The coronavirus crisis has hit the hospitality industry hard. The unemployment rate increased from 5.2 per cent to 6.2 per cent from March to April, according to the Australian Bureau of Statistics, with the number of unemployed people jumping from 104,500 people to 823,300. Jobs in the food and accommodation sector alone have slumped by a third.
In response, Melbourne-based social enterprise Streetsmart has launched Smartmeals, a program aimed at keeping hospitality staff employed while providing food security in vulnerable communities. Smartmeals connects community groups that provide support for those affected by homelessness or unemployment with restaurants, cafes and other venues in Melbourne, Sydney, Woollongong, Brisbane and the Gold Coast.
Keeping chefs in kitchens and feeding vulnerable groups has been a “double win” for the two communities, which have both been heavily affected by the coronavirus pandemic, according to Streetsmart co-founder Geoff Hills.
“[Many] charity meal programs had to shut down because of coronavirus, so we got in touch with hospitality businesses that had all these skilled employees facing unemployment and put them to work,” says Hills. “It made sense to bring these two affected industries together to help prop each other up.”
Streetsmart has partnered with eight venues around Australia to deliver the service, including Melbourne’s Ladro and Earl Canteen, and Single O in Sydney. The venues then cook and deliver meals to local community groups, such as St Mary’s House of Welcome in Fitzroy, Melbourne, or the Gold Coast Youth Service, which distribute the food to those in need.

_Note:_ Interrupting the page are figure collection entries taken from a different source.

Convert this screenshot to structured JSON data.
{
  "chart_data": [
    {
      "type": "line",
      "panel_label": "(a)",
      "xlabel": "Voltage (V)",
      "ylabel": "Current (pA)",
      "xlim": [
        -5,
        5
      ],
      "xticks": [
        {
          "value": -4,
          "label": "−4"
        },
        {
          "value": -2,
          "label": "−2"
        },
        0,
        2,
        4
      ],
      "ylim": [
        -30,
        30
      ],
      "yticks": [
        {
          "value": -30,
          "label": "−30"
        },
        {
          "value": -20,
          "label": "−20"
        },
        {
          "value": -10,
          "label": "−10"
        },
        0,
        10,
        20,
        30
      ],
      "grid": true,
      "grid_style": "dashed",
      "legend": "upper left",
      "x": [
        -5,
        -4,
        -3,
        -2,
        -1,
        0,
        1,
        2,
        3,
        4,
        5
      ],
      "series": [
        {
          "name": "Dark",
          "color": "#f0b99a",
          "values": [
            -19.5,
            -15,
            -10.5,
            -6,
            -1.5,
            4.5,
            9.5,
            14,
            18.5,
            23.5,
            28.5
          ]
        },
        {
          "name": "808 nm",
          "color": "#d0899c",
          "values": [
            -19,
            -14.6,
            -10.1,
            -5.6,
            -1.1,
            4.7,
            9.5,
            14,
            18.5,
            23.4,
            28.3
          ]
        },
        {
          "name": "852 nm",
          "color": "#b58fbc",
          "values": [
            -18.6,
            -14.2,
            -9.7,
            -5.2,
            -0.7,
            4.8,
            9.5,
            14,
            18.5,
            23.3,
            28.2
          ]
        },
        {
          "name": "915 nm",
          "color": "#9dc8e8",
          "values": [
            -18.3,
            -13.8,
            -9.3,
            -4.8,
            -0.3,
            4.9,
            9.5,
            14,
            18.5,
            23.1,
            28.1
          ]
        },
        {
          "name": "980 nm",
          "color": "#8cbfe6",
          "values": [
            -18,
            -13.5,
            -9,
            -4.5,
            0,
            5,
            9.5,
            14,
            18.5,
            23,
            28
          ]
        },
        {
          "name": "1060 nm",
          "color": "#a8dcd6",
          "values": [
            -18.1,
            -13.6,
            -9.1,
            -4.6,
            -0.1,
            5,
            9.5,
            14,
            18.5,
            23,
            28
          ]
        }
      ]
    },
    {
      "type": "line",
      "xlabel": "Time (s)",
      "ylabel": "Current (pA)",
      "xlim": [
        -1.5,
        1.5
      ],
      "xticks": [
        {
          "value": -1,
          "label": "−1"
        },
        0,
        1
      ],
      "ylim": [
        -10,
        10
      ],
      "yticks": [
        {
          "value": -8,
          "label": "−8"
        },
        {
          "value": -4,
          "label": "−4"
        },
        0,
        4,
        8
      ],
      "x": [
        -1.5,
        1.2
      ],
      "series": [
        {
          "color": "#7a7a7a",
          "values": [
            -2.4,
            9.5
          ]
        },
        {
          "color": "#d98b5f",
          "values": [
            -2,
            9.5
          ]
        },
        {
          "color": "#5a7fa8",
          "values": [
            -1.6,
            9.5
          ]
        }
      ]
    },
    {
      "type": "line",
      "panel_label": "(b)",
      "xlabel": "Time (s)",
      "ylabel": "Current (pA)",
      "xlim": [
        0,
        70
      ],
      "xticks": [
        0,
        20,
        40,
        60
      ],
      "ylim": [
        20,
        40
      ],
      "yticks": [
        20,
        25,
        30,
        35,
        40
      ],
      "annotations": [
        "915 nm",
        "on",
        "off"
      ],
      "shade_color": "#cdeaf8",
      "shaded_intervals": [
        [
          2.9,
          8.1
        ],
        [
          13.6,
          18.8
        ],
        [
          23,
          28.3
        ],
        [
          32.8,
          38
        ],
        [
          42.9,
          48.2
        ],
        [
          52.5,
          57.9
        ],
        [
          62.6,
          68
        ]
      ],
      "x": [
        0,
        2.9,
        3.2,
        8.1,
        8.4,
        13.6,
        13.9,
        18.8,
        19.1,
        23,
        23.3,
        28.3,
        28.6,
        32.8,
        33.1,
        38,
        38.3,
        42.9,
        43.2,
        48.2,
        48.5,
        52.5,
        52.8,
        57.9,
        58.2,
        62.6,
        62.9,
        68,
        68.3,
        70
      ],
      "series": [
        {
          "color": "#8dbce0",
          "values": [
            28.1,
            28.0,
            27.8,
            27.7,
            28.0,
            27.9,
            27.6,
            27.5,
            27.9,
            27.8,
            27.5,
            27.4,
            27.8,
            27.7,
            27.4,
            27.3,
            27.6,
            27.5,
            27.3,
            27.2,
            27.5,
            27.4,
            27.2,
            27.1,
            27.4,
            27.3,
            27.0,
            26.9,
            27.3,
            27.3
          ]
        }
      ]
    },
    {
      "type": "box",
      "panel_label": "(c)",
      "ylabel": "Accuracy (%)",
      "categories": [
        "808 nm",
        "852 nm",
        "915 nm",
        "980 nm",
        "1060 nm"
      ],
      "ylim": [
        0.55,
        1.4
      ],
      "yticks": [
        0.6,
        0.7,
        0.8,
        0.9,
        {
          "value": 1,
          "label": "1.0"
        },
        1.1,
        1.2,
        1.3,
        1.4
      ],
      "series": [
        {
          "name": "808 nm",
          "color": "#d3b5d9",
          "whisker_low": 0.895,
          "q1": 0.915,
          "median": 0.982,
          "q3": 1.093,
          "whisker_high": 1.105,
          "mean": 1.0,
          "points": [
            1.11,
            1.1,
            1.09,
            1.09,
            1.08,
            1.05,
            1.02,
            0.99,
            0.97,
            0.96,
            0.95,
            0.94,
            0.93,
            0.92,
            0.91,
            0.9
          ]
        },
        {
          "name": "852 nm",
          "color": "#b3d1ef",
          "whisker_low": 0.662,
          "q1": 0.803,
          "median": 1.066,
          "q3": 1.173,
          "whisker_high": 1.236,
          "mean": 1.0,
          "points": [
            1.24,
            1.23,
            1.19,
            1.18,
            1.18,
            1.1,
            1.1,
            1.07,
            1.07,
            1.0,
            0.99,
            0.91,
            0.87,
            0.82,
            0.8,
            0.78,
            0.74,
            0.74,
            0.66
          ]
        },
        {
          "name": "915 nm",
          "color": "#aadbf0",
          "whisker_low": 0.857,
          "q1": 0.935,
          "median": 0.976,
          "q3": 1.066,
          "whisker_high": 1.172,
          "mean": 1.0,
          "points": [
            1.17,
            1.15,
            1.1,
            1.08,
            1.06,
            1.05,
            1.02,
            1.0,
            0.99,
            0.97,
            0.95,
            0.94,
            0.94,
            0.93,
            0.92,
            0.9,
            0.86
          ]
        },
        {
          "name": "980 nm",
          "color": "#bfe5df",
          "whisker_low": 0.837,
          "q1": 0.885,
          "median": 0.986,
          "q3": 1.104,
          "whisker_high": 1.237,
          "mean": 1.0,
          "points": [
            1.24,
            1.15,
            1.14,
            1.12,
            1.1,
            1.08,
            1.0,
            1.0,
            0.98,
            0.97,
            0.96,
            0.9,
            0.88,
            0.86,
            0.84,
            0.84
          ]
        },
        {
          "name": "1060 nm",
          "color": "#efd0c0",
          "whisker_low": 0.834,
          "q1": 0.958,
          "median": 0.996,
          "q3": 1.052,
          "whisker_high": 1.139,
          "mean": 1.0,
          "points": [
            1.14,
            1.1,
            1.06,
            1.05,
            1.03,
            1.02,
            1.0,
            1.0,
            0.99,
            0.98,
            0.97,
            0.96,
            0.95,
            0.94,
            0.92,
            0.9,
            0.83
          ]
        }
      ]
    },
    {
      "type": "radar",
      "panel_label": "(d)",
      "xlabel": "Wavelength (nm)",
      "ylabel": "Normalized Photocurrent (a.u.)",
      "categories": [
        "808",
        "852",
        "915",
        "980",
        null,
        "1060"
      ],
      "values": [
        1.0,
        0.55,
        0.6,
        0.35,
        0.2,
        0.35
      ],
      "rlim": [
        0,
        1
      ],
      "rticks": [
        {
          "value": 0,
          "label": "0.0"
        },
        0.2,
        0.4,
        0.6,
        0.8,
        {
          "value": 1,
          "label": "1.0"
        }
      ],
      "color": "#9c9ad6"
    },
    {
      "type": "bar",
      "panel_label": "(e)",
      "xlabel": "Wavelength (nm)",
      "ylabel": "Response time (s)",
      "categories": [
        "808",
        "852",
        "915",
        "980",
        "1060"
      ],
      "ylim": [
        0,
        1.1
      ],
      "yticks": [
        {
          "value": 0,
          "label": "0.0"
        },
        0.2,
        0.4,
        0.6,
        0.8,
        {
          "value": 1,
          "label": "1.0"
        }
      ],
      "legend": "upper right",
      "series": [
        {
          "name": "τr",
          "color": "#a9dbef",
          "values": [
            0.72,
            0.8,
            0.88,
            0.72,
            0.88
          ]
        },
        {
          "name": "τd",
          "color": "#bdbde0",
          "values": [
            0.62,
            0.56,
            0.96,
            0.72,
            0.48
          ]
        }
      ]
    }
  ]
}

Earl Canteen co-owner Jackie Middleton and Ladro co-owner Sean Kierce were instrumental in getting the program off the ground, Hills says.
“The way it’s been built has been thanks to the efforts of Sean and Jackie, particularly at the beginning. They helped give us legs by providing feedback around our trial period on what was and wasn’t working,” he says.
The Smartmeals campaign has already seen 8450 meals delivered to people in need around the country, and almost $73,000 distributed to hospitality businesses. (Streetsmart has raised more than $6 million to support social services in Australia since it began operating in 2003, through annual initiatives involving the country’s cafe and restaurant communities.)
The program has also given venues some flexibility in the kitchen.
“With Earl Canteen we’re seeing gourmet sandwiches created with fresh fruit and vegetables, and we’ve had pasta and risotto coming from Ladro,” Hills says. “Venues are generally making things that they would normally cook but simplifying them to be more universally palatable and easily transportable.”
The success of the program means it will likely continue, even once restrictions are eased and hospitality businesses reopen for dine-in customers.
“At the beginning it was a week-by-week thing, but there’s been increasing demand for a service like this. The issue of food security for vulnerable individuals is long-term, even compared to the pandemic,” Hills says. “Community organisations that haven’t had meal programs in place are using us now to provide those, so I think we’ll continue to do that going forward.”